Someone brought up the infamous Rice spelling test in the comments last night so I went back and had a look at what’s in the files about it. Here’s how it came to be: In 1937 the Rice faculty, horrified and appalled by what they considered the poor command of English exhibited by the undergraduates, decided to institute a spelling requirement for graduation. This took the form of a list of words that each student had to spell correctly in order to be granted a degree. You could try more than once, which was a good thing. The earliest list was absolutely savage–about 530 words, many of them either tricky or technical and some both.

Over time the list changed, gradually getting shorter as many of the scientific terms were dropped, but it remained tricky. I haven’t been able to find any discussion of the reasons why it was dropped, but the last class subject to the requirement was either the one that entered in 1954 or 1955. (I just can’t tell from the records.) I believe that the list I’ve included here is the last one and it was down to 450 words. I didn’t have time to do a word-for-word comparison, but just eyeballing it I think that all of the words on the last list also appear on the first one, which might explain the presence of “dirigible.”

I will freely confess that there are a few words here that give me trouble.

Bonus: Blue Ford tractor pulling trash bin.

Extra Bonus: This little guy was sitting out in the grass between the Jones School and the RMC, just as bold as brass.

This entry was posted in Uncategorized. Bookmark the permalink.

13 Responses to The Spelling Test

  1. marmer01 says:

    Bunny and Ford tractor. You thought of me!

  2. M says:

    bring the spelling test back!

  3. effegee says:

    Looks like some of Ruby’s rabbits escaped!

  4. James says:

    Cute little rabbit, and looks like it’s well fed.

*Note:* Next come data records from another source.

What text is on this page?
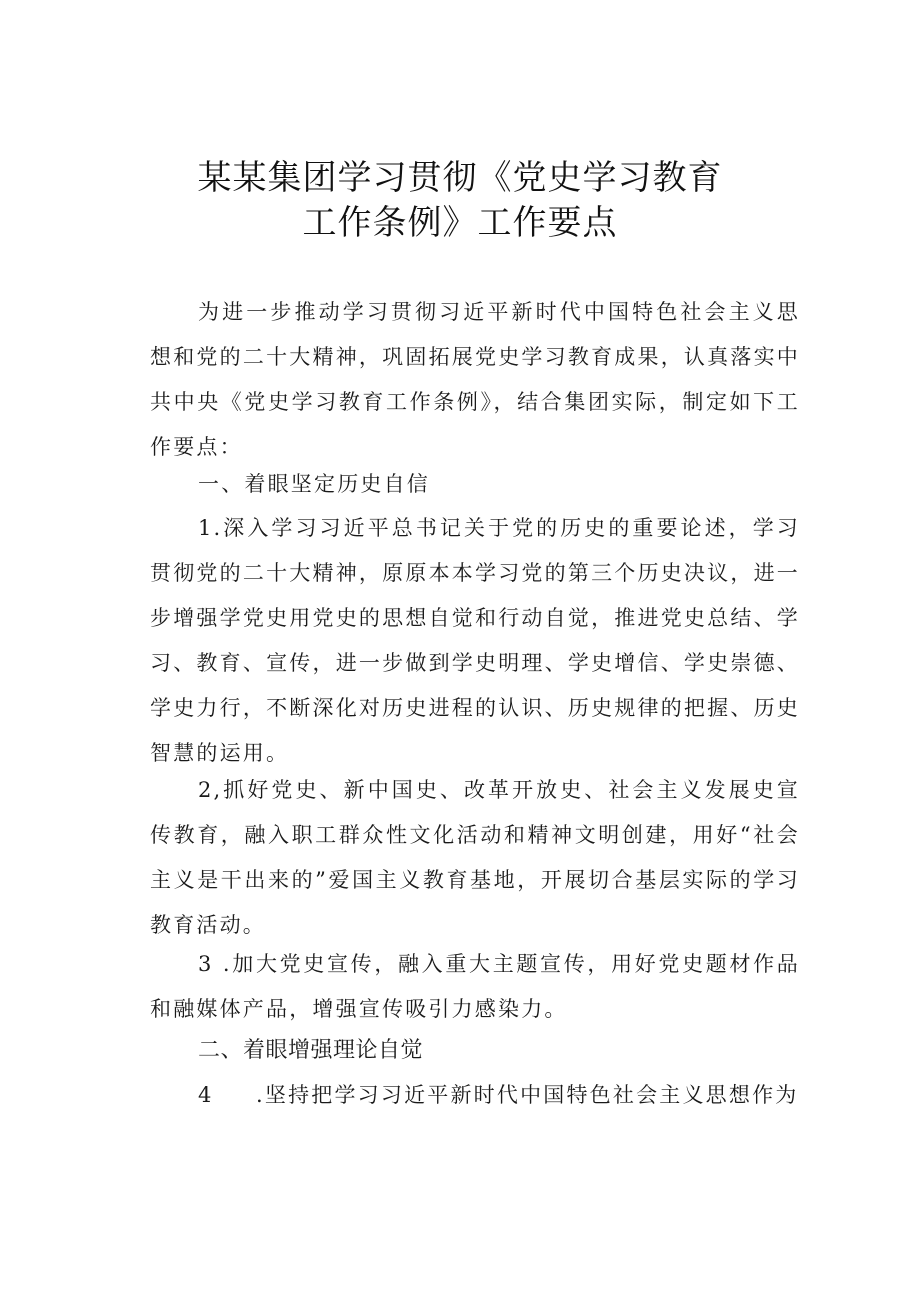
某某集团学习贯彻《党史学习教育
工作条例》工作要点

为进一步推动学习贯彻习近平新时代中国特色社会主义思想和党的二十大精神，巩固拓展党史学习教育成果，认真落实中共中央《党史学习教育工作条例》，结合集团实际，制定如下工作要点：

一、着眼坚定历史自信

1.深入学习习近平总书记关于党的历史的重要论述，学习贯彻党的二十大精神，原原本本学习党的第三个历史决议，进一步增强学党史用党史的思想自觉和行动自觉，推进党史总结、学习、教育、宣传，进一步做到学史明理、学史增信、学史崇德、学史力行，不断深化对历史进程的认识、历史规律的把握、历史智慧的运用。

2,抓好党史、新中国史、改革开放史、社会主义发展史宣传教育，融入职工群众性文化活动和精神文明创建，用好“社会主义是干出来的”爱国主义教育基地，开展切合基层实际的学习教育活动。

3 .加大党史宣传，融入重大主题宣传，用好党史题材作品和融媒体产品，增强宣传吸引力感染力。

二、着眼增强理论自觉

4 .坚持把学习习近平新时代中国特色社会主义思想作为
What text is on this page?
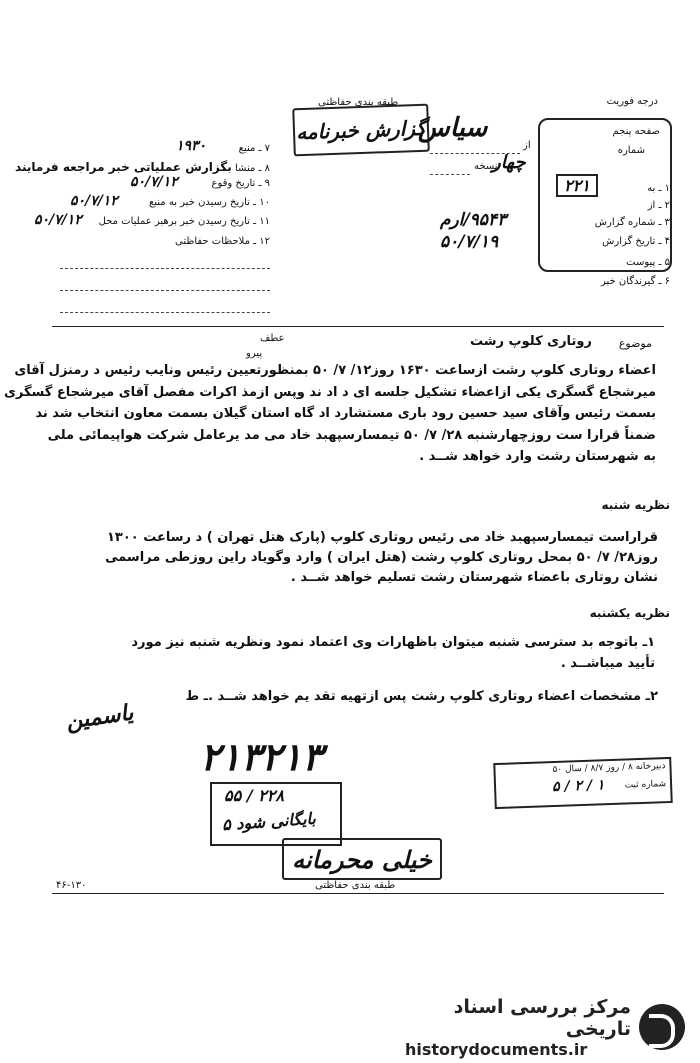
درجه فوریت
طبقه بندی حفاظتی
گزارش خبرنامه
سیاس
از
نسخه
چهار
صفحه پنجم
شماره
۲۲۱	۱ ـ به
۲ ـ از
۳ ـ شماره گزارش
۴ ـ تاریخ گزارش
۵ ـ پیوست
۶ ـ گیرندگان خبر
۹۵۴۳/ارم
۵۰/۷/۱۹
۷ ـ منبع
۱۹۳۰
۸ ـ منشا بگزارش عملیاتی خبر مراجعه فرمایند
۹ ـ تاریخ وقوع
۵۰/۷/۱۲
۱۰ ـ تاریخ رسیدن خبر به منبع
۵۰/۷/۱۲
۱۱ ـ تاریخ رسیدن خبر برهبر عملیات محل
۵۰/۷/۱۲
۱۲ ـ ملاحظات حفاظتی
موضوع
روتاری کلوپ رشت
عطف
پیرو
اعضاء روتاری کلوپ رشت ازساعت ۱۶۳۰ روز۱۲/ ۷/ ۵۰ بمنظورتعیین رئیس ونایب رئیس د رمنزل آقای
میرشجاع گسگری یکی ازاعضاء تشکیل جلسه ای د اد ند وپس ازمذ اکرات مفصل آقای میرشجاع گسگری
بسمت رئیس وآقای سید حسین رود باری مستشارد اد گاه استان گیلان بسمت معاون انتخاب شد ند
ضمناً قرارا ست روزچهارشنبه ۲۸/ ۷/ ۵۰ تیمسارسپهبد خاد می مد یرعامل شرکت هواپیمائی ملی
به شهرستان رشت وارد خواهد شــد .
نظریه شنبه
قراراست تیمسارسپهبد خاد می رئیس روتاری کلوپ (پارک هتل تهران ) د رساعت ۱۳۰۰
روز۲۸/ ۷/ ۵۰ بمحل روتاری کلوپ رشت (هتل ایران ) وارد وگویاد راین روزطی مراسمی
نشان روتاری باعضاء شهرستان رشت تسلیم خواهد شــد .
نظریه یکشنبه
۱ـ باتوجه بد سترسی شنبه میتوان باظهارات وی اعتماد نمود ونظریه شنبه نیز مورد
تأیید میباشــد .
۲ـ مشخصات اعضاء روتاری کلوپ رشت پس ازتهیه تقد یم خواهد شــد .ـ ط
یاسمین
۲۱۳۲۱۳
۲۲۸ / ۵۵
بایگانی شود ۵
دبیرخانه ۸ / روز ۸/۷ / سال ۵۰
شماره ثبت
۵ / ۲ / ۱
خیلی محرمانه
طبقه بندی حفاظتی
۴۶-۱۳۰
مرکز بررسی اسناد تاریخی
historydocuments.ir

  5. Barney L. McCoy says:

    In comparison with my High School English teacher’s word list, the Rice spelling test looks like a piece of cake. Tues and Fri we did 20 words from the list, defining each and then using the word in a sentence. He claimed to be getting us ready for the College Boards; we thought he was merely being “sadistic”.
    Barney L. McCoy, Hanszen 67

  6. mattnoall says:

    Perhaps they stopped this when the faculty realized they would have difficulty passing this. Rather embarassing

    I remember one lecture I attended where the
    Professor had to pause trying to spell a word. His verbal statement was “Remember how to spell ‘remember'”

  7. Leoguy says:

    Interesting…
    What constituted “passing?” 100 percent correct?

  8. Joe A Buck says:

    Regarding this demise of the Rice spell test …
    I recall hearing about this as a legend about the difficulty of going to Rice as a very young child. I started school in’56 and even first grader (rural public school) already knew how Rice students studied their spelling list beginning as freshmen. Thereafter, across Texas spelling bee competitions were a fixture of weekly English class up until Junior High (1 st. – 7th grades). Further with the scourge of Polio no longer a threat to society, defeated by good science, the reality that science did not depend on spelling and that children should already know how to spell …. so I always thought about the rapid ‘overlap’ of science vs. the humanities … Recall that 5 yrs later Rice was where most of the world first learned about going to the mon and NASA.

  9. William Hook says:

    Great Information. Thanks for sharing

  10. Pingback: English Zero, 1933 | Rice History Corner

  11. Any link between the Rice spelling test and the Rice purity test?